When, however, we have said this we have no disposition to ignore or make light of the later evidence upon which great stress has quite rightly been laid by Professor Maitland in his remarkable work on ‘The Domesday Survey and beyond,’ showing that there were in some districts villages, in which the manorial element was apparently absent in the time of Edward the Confessor, though appearing as manors after the Conquest. He has suggested that in these villages not only the manor in name but also the manor as a thing was apparently non-existent. There was in these cases apparently, in King Edward’s time, no demesne land upon which the services of a tenantry in villenage could be rendered, and the tenants were often sokemen who had individually put themselves under the protection of this lord or that, instead of there being one lordship over the group, as in a manor.

The Danish wars left many estates vacant, which may have been reconstructed on feudal rather than manorial lines.
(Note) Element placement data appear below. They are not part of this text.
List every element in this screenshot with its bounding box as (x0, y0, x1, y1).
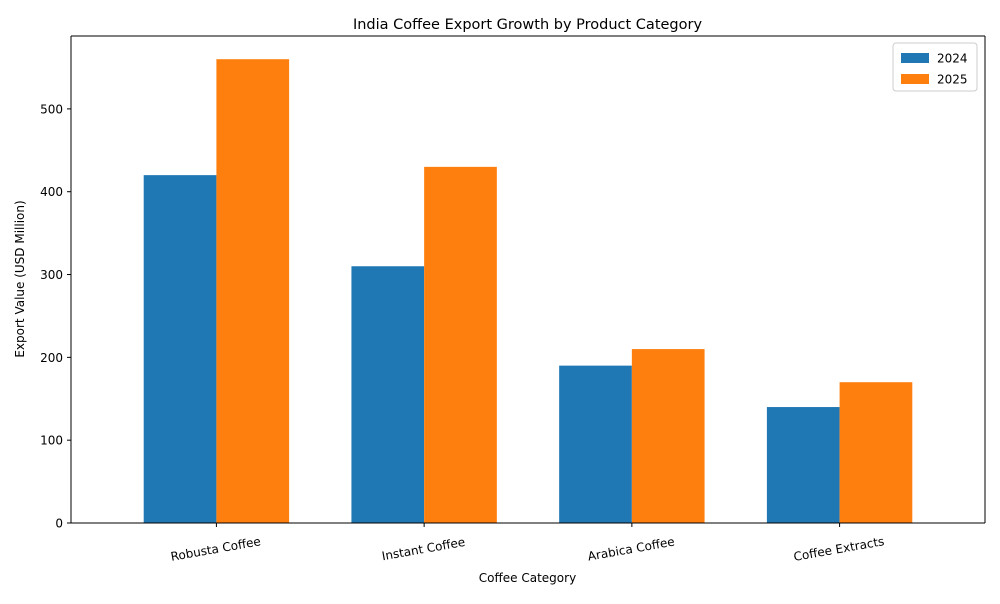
y-tick-label: 100 (40, 434, 63, 448)
legend: 2024 2025 (892, 42, 978, 92)
y-axis-label: Export Value (USD Million) (13, 200, 27, 357)
chart-title: India Coffee Export Growth by Product Ca… (353, 17, 703, 33)
bar-instant-coffee-2024 (351, 266, 425, 523)
bar-robusta-coffee-2024 (143, 175, 217, 523)
y-tick-label: 400 (40, 185, 63, 199)
x-tick-label-arabica-coffee: Arabica Coffee (587, 535, 676, 564)
x-tick-label-robusta-coffee: Robusta Coffee (170, 534, 262, 564)
legend-swatch-2024 (901, 53, 929, 63)
legend-label-2024: 2024 (937, 52, 968, 66)
bars-layer (143, 59, 913, 524)
bar-arabica-coffee-2025 (631, 349, 705, 523)
y-tick-label: 200 (40, 351, 63, 365)
bar-robusta-coffee-2025 (216, 59, 290, 523)
bar-coffee-extracts-2025 (839, 382, 913, 523)
x-tick-label-instant-coffee: Instant Coffee (381, 535, 466, 563)
bar-coffee-extracts-2024 (766, 407, 840, 523)
y-tick-label: 500 (40, 102, 63, 116)
y-tick-label: 300 (40, 268, 63, 282)
bar-arabica-coffee-2024 (559, 365, 632, 523)
y-tick-label: 0 (55, 517, 63, 531)
x-axis-label: Coffee Category (479, 571, 576, 585)
legend-swatch-2025 (901, 74, 929, 84)
x-tick-label-coffee-extracts: Coffee Extracts (792, 534, 885, 564)
legend-label-2025: 2025 (937, 73, 968, 87)
bar-instant-coffee-2025 (424, 166, 497, 524)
These lordless villages on the eve of the Conquest as shown by the entries T. R. E. in the Domesday survey and especially in the ‘Inquisitio Eliensis,’ merit more careful study than has yet been given to them, and so far as they can be shown to prove the existence of free villages of liberi homines or socmanni, after the Conquest merged sometimes in the class of villani, I am ready to welcome the evidence. But unless they can be traced back to earlier times, their occurrence mostly in the Danish districts interspersed with other villages which were manors and had demesne land, together with the singular fact that the holders in these villages were commended to several lords, suggests that their peculiar position may date from the time of the Danish invasions, and be the result of the devastations as to the effects of which the ‘Liber Eliensis’ contains so much evidence. Many a manor may have lost both lord and tenants, and have been filled up again by the great lords of the district with new tenants—soldiers and servants who had served in the wars, it may be. Thus these cases, in which many features of the ordinary manor were apparently missing in the time of Edward the Confessor, may be of recent date and so, while important when viewed in relation to the Domesday survey and the changes made by the Conquest, not specially instructive as regards earlier Anglo-Saxon conditions.

The fact regarding the Danelaga still very little known.
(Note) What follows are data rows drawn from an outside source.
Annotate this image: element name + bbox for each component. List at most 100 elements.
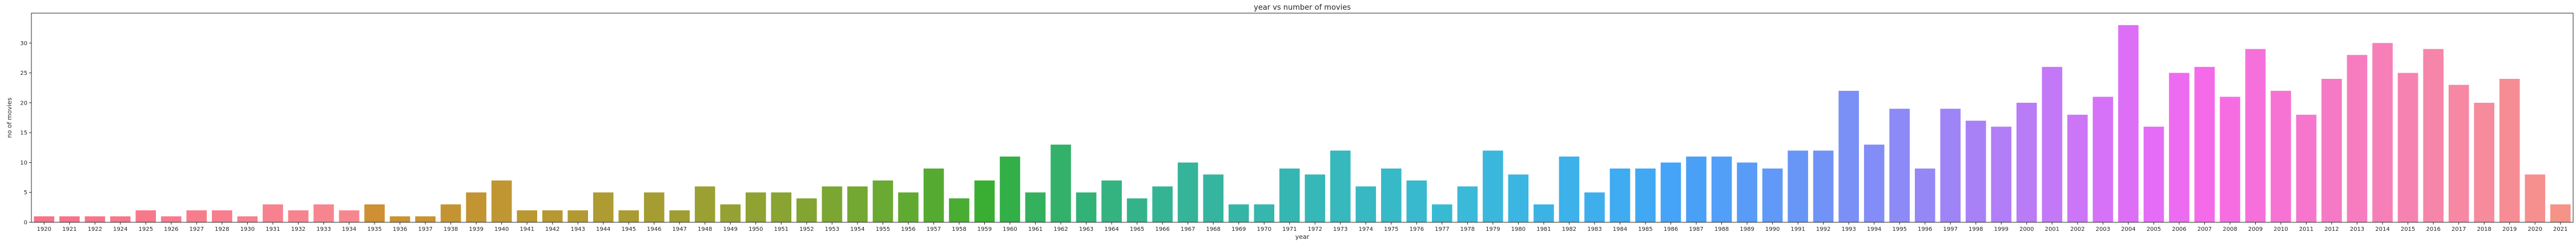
bar-1954 bbox=[847, 186, 868, 222]
bar-1939 bbox=[466, 192, 486, 222]
x-tick-label-1960: 1960 bbox=[1003, 226, 1017, 233]
x-tick-label-1931: 1931 bbox=[265, 226, 280, 233]
bar-2015 bbox=[2397, 73, 2418, 222]
x-tick-label-1920: 1920 bbox=[37, 226, 51, 233]
bar-1937 bbox=[415, 216, 436, 222]
bar-2019 bbox=[2499, 79, 2520, 222]
bar-1946 bbox=[643, 192, 665, 222]
x-tick-label-1938: 1938 bbox=[444, 226, 458, 233]
bar-1926 bbox=[161, 216, 182, 222]
bar-1931 bbox=[263, 204, 283, 222]
bar-1944 bbox=[593, 192, 614, 222]
x-tick-label-1964: 1964 bbox=[1104, 226, 1118, 233]
x-tick-label-1981: 1981 bbox=[1536, 226, 1551, 233]
x-tick-label-1988: 1988 bbox=[1714, 226, 1729, 233]
bar-1991 bbox=[1788, 150, 1808, 222]
bar-1950 bbox=[746, 192, 766, 222]
bar-1930 bbox=[237, 216, 258, 222]
bar-2016 bbox=[2423, 49, 2444, 223]
x-tick-label-2014: 2014 bbox=[2375, 226, 2389, 233]
x-tick-label-1952: 1952 bbox=[799, 226, 814, 233]
x-tick-label-1955: 1955 bbox=[876, 226, 890, 233]
bar-1993 bbox=[1838, 90, 1859, 222]
bar-1940 bbox=[491, 180, 512, 222]
x-tick-label-2002: 2002 bbox=[2070, 226, 2084, 233]
bar-1978 bbox=[1457, 186, 1478, 222]
bar-1968 bbox=[1203, 174, 1223, 222]
bar-1959 bbox=[974, 180, 995, 222]
bar-1943 bbox=[567, 210, 588, 222]
x-tick-label-1968: 1968 bbox=[1206, 226, 1220, 233]
bar-1942 bbox=[542, 210, 563, 222]
bar-1995 bbox=[1889, 109, 1910, 222]
y-tick-label-15: 15 bbox=[20, 130, 27, 137]
bar-1986 bbox=[1660, 162, 1681, 222]
x-tick-label-1966: 1966 bbox=[1155, 226, 1169, 233]
x-tick-label-2008: 2008 bbox=[2223, 226, 2237, 233]
x-tick-label-1956: 1956 bbox=[901, 226, 915, 233]
bar-1964 bbox=[1101, 180, 1122, 222]
bar-1971 bbox=[1279, 168, 1300, 222]
x-tick-label-1992: 1992 bbox=[1816, 226, 1830, 233]
x-tick-label-2006: 2006 bbox=[2172, 226, 2186, 233]
x-tick-label-2017: 2017 bbox=[2452, 226, 2466, 233]
bar-1973 bbox=[1330, 150, 1351, 222]
bar-1920 bbox=[34, 216, 55, 222]
bar-1984 bbox=[1609, 168, 1631, 222]
bar-1953 bbox=[822, 186, 843, 222]
bar-1934 bbox=[339, 210, 360, 222]
bar-1969 bbox=[1228, 204, 1249, 222]
x-tick-label-2015: 2015 bbox=[2401, 226, 2415, 233]
bar-1983 bbox=[1584, 192, 1605, 222]
bar-1932 bbox=[288, 210, 309, 222]
bar-1958 bbox=[949, 198, 969, 222]
bar-2005 bbox=[2143, 126, 2164, 222]
x-tick-label-1961: 1961 bbox=[1028, 226, 1043, 233]
x-tick-label-1998: 1998 bbox=[1969, 226, 1983, 233]
x-tick-label-1989: 1989 bbox=[1740, 226, 1754, 233]
bar-1957 bbox=[923, 168, 944, 222]
bar-1987 bbox=[1686, 156, 1706, 222]
y-tick-label-5: 5 bbox=[24, 190, 27, 196]
bar-1936 bbox=[389, 216, 410, 222]
x-tick-label-2010: 2010 bbox=[2273, 226, 2288, 233]
x-tick-label-1973: 1973 bbox=[1333, 226, 1347, 233]
x-tick-label-1951: 1951 bbox=[774, 226, 788, 233]
x-tick-label-1935: 1935 bbox=[367, 226, 381, 233]
bar-1935 bbox=[364, 204, 385, 222]
x-tick-label-1950: 1950 bbox=[748, 226, 763, 233]
bar-1956 bbox=[898, 192, 919, 222]
bar-2002 bbox=[2067, 114, 2088, 222]
bars-layer bbox=[34, 25, 2571, 223]
x-tick-label-1943: 1943 bbox=[570, 226, 585, 233]
bar-1952 bbox=[796, 198, 817, 222]
bar-1981 bbox=[1533, 204, 1554, 222]
x-tick-label-1940: 1940 bbox=[494, 226, 509, 233]
x-tick-label-1978: 1978 bbox=[1460, 226, 1475, 233]
bar-1997 bbox=[1940, 109, 1961, 222]
x-tick-label-1975: 1975 bbox=[1384, 226, 1398, 233]
bar-2009 bbox=[2245, 49, 2266, 223]
x-tick-label-1990: 1990 bbox=[1765, 226, 1780, 233]
x-tick-label-1980: 1980 bbox=[1511, 226, 1526, 233]
x-tick-label-2000: 2000 bbox=[2019, 226, 2034, 233]
bar-1970 bbox=[1254, 204, 1275, 222]
x-axis-label: year bbox=[1295, 233, 1310, 241]
bar-1938 bbox=[440, 204, 461, 222]
bar-1996 bbox=[1914, 168, 1935, 222]
bar-1965 bbox=[1126, 198, 1148, 222]
bar-2000 bbox=[2016, 102, 2037, 222]
bar-1994 bbox=[1863, 145, 1885, 222]
x-tick-label-2021: 2021 bbox=[2553, 226, 2567, 233]
y-tick-label-10: 10 bbox=[20, 160, 27, 166]
x-tick-label-2013: 2013 bbox=[2350, 226, 2364, 233]
x-axis: 1920 1921 1922 1924 1925 1926 1927 1928 1930 1931… bbox=[37, 222, 2567, 233]
x-tick-label-2001: 2001 bbox=[2045, 226, 2059, 233]
bar-1979 bbox=[1483, 150, 1503, 222]
x-tick-label-1942: 1942 bbox=[545, 226, 560, 233]
y-tick-label-30: 30 bbox=[20, 41, 27, 47]
bar-1921 bbox=[59, 216, 80, 222]
x-tick-label-1969: 1969 bbox=[1231, 226, 1246, 233]
y-tick-label-0: 0 bbox=[24, 220, 27, 226]
x-tick-label-1974: 1974 bbox=[1359, 226, 1373, 233]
Unfortunately, as we have seen, the laws of the Danish period, while recording existing and modified Anglo-Saxon customs on various points, leave us in the dark as to Danish custom, whether of old standing in the Danelaga or newly imported in King Cnut’s time. It was, no doubt, known to the invaders, and it was enough for them to say ‘as the law stands,’ though we do not know what it was. The whole question of the Danelaga was purposely omitted from the scope of my former volume, and now, after twenty years, still remains a subject requiring careful examination by future inquirers.

But this cannot be done completely until the minute work which Professor Maitland and Mr. Round and Mr. Corbett are gradually doing upon the Domesday survey itself in its local details has been further pursued, and it lies, with so many other branches of a difficult subject, beyond the limits of the inquiry made in this volume.